28 Ekim 2021 Perşembe

 
İnsanlar içine düştükleri olumsuz yaşam koşullarında ümitsizliğe düşmeden mücadelelerini sürdürebilmelidirler. Kişisel olarak özgüveni kaybetmeden ısrarla hedefe ulaşmak ve başarmak için yaşam mücadelesine devam etmesini bilenler, galip olanlardır. Bunda önemli bir etken de çevresel unsurlardır. Yakın aile çevresi; anne, baba, ailedeki diğer yetişkin bireyler ve özellikle öğrenciler için okul çevresi, en önemlisi de öğretmenler bu konuda etken bir konumdadırlar. Burada anlaşılmaktadır ki, insanın daha çocuk yaşta gerçek hayatla yüzleşmesiyle birlikte mücadele ve yılmazlık rûhunun beslenmesine ihtiyaç vardır. Korumacı ortamlarda yetişen çocukların bu beceriden mahrum kaldığını da unutmamak gerekir.
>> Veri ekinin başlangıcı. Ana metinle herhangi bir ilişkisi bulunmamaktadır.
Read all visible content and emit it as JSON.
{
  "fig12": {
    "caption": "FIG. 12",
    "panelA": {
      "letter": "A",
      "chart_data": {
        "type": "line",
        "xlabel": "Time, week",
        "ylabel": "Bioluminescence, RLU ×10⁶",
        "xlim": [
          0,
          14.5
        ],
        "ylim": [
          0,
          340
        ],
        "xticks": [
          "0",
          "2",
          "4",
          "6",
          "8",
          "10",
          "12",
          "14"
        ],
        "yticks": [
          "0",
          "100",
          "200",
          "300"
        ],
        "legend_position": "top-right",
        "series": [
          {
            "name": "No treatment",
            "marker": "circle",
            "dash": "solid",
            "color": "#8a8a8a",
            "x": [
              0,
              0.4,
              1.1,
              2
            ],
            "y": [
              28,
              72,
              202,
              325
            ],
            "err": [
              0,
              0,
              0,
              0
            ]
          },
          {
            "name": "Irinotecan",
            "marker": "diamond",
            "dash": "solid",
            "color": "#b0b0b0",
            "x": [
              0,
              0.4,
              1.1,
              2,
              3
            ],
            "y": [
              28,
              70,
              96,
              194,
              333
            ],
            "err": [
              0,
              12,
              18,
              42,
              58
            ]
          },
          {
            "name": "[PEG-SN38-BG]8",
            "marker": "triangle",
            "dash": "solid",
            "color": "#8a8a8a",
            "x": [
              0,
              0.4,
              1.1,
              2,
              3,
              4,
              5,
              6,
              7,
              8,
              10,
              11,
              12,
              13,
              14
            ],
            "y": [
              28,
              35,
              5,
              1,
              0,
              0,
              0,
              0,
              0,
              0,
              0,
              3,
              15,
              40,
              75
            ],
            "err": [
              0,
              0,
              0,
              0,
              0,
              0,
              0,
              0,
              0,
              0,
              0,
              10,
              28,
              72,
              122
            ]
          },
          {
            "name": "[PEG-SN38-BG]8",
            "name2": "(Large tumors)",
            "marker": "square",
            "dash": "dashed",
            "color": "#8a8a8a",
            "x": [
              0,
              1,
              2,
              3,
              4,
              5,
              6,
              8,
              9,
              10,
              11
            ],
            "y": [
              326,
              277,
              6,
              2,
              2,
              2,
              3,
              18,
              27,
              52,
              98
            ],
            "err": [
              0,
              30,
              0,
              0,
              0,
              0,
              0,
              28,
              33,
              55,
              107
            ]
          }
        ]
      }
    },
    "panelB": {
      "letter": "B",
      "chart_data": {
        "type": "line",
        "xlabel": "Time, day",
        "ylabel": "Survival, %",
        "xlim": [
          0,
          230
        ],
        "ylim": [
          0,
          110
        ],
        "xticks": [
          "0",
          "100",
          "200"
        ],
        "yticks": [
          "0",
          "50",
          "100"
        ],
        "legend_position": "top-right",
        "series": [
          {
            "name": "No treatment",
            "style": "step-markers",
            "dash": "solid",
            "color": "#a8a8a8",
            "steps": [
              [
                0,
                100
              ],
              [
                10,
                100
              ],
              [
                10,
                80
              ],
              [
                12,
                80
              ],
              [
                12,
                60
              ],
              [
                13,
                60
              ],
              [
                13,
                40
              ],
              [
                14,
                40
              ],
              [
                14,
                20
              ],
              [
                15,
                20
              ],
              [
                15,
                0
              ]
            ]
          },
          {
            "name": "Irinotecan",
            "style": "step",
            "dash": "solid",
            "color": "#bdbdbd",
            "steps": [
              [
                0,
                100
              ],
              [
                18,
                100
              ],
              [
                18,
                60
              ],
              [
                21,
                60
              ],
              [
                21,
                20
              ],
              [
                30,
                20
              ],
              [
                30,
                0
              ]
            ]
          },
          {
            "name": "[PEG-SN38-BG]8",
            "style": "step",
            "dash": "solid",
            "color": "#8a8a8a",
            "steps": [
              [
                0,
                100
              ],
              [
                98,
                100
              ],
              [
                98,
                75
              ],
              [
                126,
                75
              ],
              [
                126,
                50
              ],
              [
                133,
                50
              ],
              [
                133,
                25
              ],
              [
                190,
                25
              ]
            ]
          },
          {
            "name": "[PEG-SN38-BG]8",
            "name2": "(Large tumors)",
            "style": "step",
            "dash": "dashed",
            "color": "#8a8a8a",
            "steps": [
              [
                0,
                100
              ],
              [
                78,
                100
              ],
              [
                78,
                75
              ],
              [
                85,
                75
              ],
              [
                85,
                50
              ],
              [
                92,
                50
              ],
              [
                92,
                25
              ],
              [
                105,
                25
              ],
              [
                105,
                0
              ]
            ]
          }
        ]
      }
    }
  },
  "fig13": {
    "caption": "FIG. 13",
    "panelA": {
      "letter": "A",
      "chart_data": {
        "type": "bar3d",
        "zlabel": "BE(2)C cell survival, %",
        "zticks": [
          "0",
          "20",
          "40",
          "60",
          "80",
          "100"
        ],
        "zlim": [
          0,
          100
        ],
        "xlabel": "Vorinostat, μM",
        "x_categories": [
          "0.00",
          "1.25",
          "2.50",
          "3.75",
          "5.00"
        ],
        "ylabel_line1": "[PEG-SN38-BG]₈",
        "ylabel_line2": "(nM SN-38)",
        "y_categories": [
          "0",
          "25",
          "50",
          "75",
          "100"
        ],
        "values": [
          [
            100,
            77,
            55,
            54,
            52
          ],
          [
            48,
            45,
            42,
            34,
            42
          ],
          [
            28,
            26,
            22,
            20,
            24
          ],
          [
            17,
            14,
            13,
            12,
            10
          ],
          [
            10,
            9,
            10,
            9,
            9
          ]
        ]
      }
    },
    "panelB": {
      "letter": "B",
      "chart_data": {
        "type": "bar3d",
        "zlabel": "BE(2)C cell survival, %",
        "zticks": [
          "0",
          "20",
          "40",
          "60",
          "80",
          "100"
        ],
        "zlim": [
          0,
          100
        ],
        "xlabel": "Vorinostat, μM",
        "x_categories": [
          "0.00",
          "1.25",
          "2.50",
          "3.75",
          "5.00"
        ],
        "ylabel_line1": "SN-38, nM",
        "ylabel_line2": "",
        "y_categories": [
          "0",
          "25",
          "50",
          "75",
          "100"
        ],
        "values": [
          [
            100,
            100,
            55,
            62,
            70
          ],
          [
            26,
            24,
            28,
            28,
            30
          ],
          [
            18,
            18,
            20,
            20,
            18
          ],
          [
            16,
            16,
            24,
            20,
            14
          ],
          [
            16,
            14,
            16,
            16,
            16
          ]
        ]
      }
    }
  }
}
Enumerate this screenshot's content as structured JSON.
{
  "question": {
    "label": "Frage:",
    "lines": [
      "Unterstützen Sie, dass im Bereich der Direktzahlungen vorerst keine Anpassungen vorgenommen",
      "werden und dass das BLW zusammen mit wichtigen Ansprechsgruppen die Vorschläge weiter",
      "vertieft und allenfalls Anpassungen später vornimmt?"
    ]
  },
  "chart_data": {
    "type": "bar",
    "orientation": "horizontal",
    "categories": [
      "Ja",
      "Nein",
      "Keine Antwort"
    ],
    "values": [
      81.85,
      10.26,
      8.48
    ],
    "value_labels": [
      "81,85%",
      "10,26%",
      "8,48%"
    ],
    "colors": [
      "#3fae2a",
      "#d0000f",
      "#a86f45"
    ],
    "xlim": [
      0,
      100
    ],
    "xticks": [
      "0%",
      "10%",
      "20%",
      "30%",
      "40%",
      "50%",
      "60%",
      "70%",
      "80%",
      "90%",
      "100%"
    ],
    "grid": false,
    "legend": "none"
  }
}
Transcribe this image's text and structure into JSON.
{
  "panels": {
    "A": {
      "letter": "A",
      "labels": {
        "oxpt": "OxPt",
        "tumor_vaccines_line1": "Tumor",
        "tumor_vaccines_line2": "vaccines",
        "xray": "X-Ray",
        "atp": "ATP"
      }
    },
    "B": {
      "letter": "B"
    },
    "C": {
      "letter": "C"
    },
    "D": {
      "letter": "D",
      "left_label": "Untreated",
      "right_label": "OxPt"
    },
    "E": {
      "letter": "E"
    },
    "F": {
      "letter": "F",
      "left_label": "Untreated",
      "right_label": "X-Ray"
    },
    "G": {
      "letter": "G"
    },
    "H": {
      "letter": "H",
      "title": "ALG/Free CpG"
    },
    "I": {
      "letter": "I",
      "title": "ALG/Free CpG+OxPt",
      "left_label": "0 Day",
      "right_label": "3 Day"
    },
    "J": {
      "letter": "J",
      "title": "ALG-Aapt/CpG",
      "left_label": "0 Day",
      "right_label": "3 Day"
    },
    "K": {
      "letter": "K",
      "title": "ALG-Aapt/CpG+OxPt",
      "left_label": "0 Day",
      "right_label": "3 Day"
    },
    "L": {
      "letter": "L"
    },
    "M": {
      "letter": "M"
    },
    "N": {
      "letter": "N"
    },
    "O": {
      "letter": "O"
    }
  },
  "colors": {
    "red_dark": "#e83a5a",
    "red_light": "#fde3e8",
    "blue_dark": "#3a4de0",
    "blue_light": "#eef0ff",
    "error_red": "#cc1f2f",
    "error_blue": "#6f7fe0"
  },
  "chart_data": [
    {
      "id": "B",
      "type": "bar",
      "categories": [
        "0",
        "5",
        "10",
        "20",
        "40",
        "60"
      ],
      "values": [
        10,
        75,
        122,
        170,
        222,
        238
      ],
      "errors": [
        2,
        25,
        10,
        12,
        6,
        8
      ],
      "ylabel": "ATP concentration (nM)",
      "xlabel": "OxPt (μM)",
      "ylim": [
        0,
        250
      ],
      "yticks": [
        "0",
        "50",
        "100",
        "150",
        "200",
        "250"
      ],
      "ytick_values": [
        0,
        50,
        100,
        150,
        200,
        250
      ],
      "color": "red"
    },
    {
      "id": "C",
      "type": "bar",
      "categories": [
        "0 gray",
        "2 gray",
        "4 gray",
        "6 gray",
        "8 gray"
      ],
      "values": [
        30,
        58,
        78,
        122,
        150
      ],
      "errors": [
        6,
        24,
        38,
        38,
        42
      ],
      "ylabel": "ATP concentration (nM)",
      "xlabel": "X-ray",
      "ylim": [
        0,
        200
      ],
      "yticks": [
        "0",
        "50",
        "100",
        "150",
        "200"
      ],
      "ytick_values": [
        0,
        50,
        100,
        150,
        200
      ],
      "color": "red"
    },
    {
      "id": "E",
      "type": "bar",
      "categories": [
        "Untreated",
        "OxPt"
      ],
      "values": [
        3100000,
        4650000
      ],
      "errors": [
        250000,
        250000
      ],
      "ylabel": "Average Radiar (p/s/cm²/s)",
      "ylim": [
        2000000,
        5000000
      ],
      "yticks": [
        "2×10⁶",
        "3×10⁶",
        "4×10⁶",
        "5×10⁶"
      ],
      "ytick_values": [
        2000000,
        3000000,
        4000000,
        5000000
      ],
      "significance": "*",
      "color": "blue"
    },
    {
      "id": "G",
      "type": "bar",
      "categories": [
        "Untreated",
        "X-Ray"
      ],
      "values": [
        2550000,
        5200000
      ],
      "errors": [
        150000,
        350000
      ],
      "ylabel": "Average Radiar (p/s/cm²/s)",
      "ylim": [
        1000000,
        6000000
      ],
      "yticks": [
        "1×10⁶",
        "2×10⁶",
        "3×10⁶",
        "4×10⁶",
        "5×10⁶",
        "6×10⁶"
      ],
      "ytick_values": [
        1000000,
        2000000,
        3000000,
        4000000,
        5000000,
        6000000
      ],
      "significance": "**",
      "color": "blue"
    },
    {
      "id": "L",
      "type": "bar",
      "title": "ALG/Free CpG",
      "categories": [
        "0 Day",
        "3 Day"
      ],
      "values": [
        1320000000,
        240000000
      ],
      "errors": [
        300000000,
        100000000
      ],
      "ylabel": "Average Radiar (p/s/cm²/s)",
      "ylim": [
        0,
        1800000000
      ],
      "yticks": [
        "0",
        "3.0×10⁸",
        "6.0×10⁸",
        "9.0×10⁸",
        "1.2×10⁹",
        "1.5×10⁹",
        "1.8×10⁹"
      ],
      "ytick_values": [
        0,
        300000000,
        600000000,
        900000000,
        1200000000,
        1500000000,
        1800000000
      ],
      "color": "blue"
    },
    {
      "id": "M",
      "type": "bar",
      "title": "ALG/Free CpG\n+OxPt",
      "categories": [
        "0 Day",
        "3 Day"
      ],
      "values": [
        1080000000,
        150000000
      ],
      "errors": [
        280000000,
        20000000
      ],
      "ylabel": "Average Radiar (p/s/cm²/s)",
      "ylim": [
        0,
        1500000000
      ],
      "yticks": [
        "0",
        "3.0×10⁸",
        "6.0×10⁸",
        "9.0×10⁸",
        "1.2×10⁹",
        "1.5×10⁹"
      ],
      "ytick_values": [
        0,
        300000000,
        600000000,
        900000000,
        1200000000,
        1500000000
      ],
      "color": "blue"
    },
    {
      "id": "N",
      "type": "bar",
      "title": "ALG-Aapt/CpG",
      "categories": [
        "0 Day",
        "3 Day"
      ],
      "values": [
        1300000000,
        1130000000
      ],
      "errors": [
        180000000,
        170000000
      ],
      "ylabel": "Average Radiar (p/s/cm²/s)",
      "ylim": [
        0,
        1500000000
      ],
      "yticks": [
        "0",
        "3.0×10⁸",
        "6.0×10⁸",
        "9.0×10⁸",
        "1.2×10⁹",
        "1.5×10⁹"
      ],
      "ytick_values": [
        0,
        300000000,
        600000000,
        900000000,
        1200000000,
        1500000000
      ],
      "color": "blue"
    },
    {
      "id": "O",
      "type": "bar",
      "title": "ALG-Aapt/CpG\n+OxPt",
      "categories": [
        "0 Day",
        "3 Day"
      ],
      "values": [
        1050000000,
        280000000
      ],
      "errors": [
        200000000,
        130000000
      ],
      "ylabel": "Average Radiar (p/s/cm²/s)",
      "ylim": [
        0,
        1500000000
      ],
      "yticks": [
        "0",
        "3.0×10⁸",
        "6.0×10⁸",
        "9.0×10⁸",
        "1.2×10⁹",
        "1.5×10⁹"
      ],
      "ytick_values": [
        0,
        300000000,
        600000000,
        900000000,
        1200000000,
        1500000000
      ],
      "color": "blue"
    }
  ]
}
Küçük yaştan itibaren çocuk, karşılaştığı problemleri kendi çabasıyla çözebilmenin yollarını bulmalıdır. Bu, çevresindeki yetişkinlerin de uygun ortamları açık tutmasıyla mümkündür. Ebeveyn korumacılığı, kayırmacılığı ve sevgisi böyle durumlarda devre dışı kalmalıdır. Her an yanında veya yakınında bir destekçi bulan çocuğun arzu ve isteklerinin yerine getirilmesi veya zorluklar karşısında çaba göstermesi beklenemez. Beklenmemelidir de… Çünkü onun beceri geliştirmesine fırsat verilmemiş olunur.

Çocuğun kendi ayakları üzerinde bir insan olarak yetişmesi, çocukluk döneminden itibaren kendi işini kendi yapması, güçlükler karşısında çaba göstermesine fırsat tanınmalıdır. Aksi hâlde, en ufak tıkanıklıkta, “Birileri gelsin, bana destek olsun” beklentisine girmekten başka bir çâre düşünmeyecektir. Yani her zaman birilerine muhtaç ve bağımlı bir insan olarak hayatta yerini alacaktır.

Araştırmacılar, zor şartlar altında uzun zaman yaşayan yılmaz insanların yanı başında mutlaka bilinçli bir eğitimcinin etkisinin kendisini gösterdiğini belirtmektedirler. Bu açıdan bakınca anne babanın büyütüp besleme ve öğretmenliğin insan yetiştirmedeki fonksiyonu sadece öğretimle sınırlandırılmamalıdır. İnsan olumsuzluklar karşısında sarsılabilir, sendeleyebilir, hattâ düşebilir; sarsıldığı zaman toparlanmasını, yere düştüğünde ise kalkmasını bilmek ve düşme nedenlerinden ders alarak ayağa kalkmak gerekir. Hattâ düştüğü yerden kalkarken, hiç olmazsa bir avuç toprak almanın bilinciyle hareket etmeli ve kâr hânesine katkı sağlamalıdır.

İnsanların hayatlarında birçok konuda zorluklar ve olumsuzluklarla karşılaşması kaçınılmaz bir gerçektir. Ancak zorluklar ve olumsuzluklar karşısında insan kendini bırakmamalıdır. Kişi ümidini kaybetmemeli, mücadele azmini koruyabilmelidir. Böyle durumlarda insanın, düştüğü durumdan kendini kurtarmasını başarabilme gücüne sahip olması gerekir. Her türlü olumsuzluğa rağmen normal hayatını devam ettirebilen, şartlara göre uyum sağlamakla birlikte kısa zamanda eksiklerini tamamlayan insan olma yönünde çaba gösterebilmelidir. Hiçbir zaman yılgınlığa düşmemek ve her şeye rağmen yaşama ve mücadele azmini muhafaza etmek, her şartta ayakta kalabilmenin vazgeçilmez unsurudur. Bunu başarabilen insanlar, karşılaştıkları zorluklardan, düştükleri olumsuz durumlardan kendilerini daha çabuk kurtarabilirler. Sadece olumsuzluklardan kurtulmak yetmez, negatif ortamlardan kurtulurken daha da güçlenerek çıkmasını bilmek gerekir.